L’échec des initiatives DEI à atteindre leurs objectifs déclarés est en partie dû à la manière dont les termes sont définis. La diversité n’est jamais mesurée en termes de croyance, de parti politique ou de religion mais, en particulier dans le contexte des entreprises, elle est réduite aux seules catégories de race, de genre et de sexualité.

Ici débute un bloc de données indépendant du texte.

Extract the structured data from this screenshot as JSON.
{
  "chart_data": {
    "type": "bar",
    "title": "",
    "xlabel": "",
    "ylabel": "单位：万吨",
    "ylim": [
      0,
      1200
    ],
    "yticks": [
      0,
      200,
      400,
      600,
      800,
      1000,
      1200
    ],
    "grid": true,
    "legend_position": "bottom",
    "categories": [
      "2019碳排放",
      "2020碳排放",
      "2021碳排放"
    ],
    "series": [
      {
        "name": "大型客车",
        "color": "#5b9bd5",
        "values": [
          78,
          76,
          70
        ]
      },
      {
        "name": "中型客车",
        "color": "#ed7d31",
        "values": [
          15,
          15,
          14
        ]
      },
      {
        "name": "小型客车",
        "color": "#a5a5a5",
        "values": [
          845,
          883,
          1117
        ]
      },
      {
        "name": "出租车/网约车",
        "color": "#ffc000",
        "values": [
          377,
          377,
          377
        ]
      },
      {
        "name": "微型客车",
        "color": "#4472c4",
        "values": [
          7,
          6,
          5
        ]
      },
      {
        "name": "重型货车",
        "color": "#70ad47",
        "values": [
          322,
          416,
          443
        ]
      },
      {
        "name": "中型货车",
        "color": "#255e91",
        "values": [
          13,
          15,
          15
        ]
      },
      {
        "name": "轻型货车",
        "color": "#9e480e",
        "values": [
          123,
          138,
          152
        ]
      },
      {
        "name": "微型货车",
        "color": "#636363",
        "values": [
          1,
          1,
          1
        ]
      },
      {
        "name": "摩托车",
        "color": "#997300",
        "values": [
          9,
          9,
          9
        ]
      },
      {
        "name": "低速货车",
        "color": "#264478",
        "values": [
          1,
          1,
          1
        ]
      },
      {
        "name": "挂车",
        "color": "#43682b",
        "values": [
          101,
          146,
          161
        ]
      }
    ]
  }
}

C’est pourquoi le magazine Time a évalué le succès du programme de diversité de Google en se basant uniquement sur la répartition ethnique de ses employés.

Le rapport fait également référence à la décision de la Cour suprême des États-Unis, dans laquelle la Haute Cour a statué que les écoles ne pouvaient pas utiliser la race comme facteur d’acceptation des étudiants.

« La décision de la Cour suprême en matière d’action positive rendra plus difficile pour les entreprises d’embaucher une main-d’œuvre diversifiée dans les années à venir », affirme le rapport.

« Plus précisément, en empêchant les collèges et les universités de prendre en compte la race lors des admissions, la décision de la Cour diminuera probablement la diversité des professionnels qualifiés débutants sur le marché du travail. »

Le rapport a constaté une augmentation de six points du nombre d’entreprises qui ont un haut dirigeant DEI, un
augmentation de trois points du nombre d’organisations qui suivent la représentation raciale et ethnique
« au sein du secteur d’activité de chaque dirigeant », et une augmentation de huit points du nombre d’organisations ayant des objectifs en matière de représentation des genres.

En mai, le gouverneur de Floride, Ron DeSantis, a signé le projet de loi 266 du Sénat, une mesure interdisant aux universités et collèges publics de financer les programmes DEI.

Lors de la signature officielle du projet de loi, DeSantis a défendu la nouvelle loi comme un moyen de « réorienter nos universités vers leur mission traditionnelle » et de « traiter les gens comme des individus, sans essayer de les diviser sur la base d’un quelconque type de caractéristiques superficielles ».

« Nous allons élever le mérite et la réussite au-dessus de l’identification à certains groupes, et pour ce faire, nous avons dû examiner ce nouveau concept, un concept relativement nouveau de diversité, d’équité et d’inclusion », a-t-il déclaré.

« Ce concept de DEI a été une tentative d’imposer l’orthodoxie à l’université, et pas nécessairement dans la salle de classe, mais à travers l’appareil administratif de l’université elle-même. »

DeSantis a ajouté que les programmes DEI ont été « essentiellement utilisés comme un vernis pour imposer un programme idéologique », ajoutant que « si vous regardez la manière dont cela a été mis en œuvre à travers le pays, le DEI est mieux perçu comme un symbole de discrimination, d’exclusion et d’exclusion. endoctrinement. Et cela n’a pas sa place dans nos institutions publiques.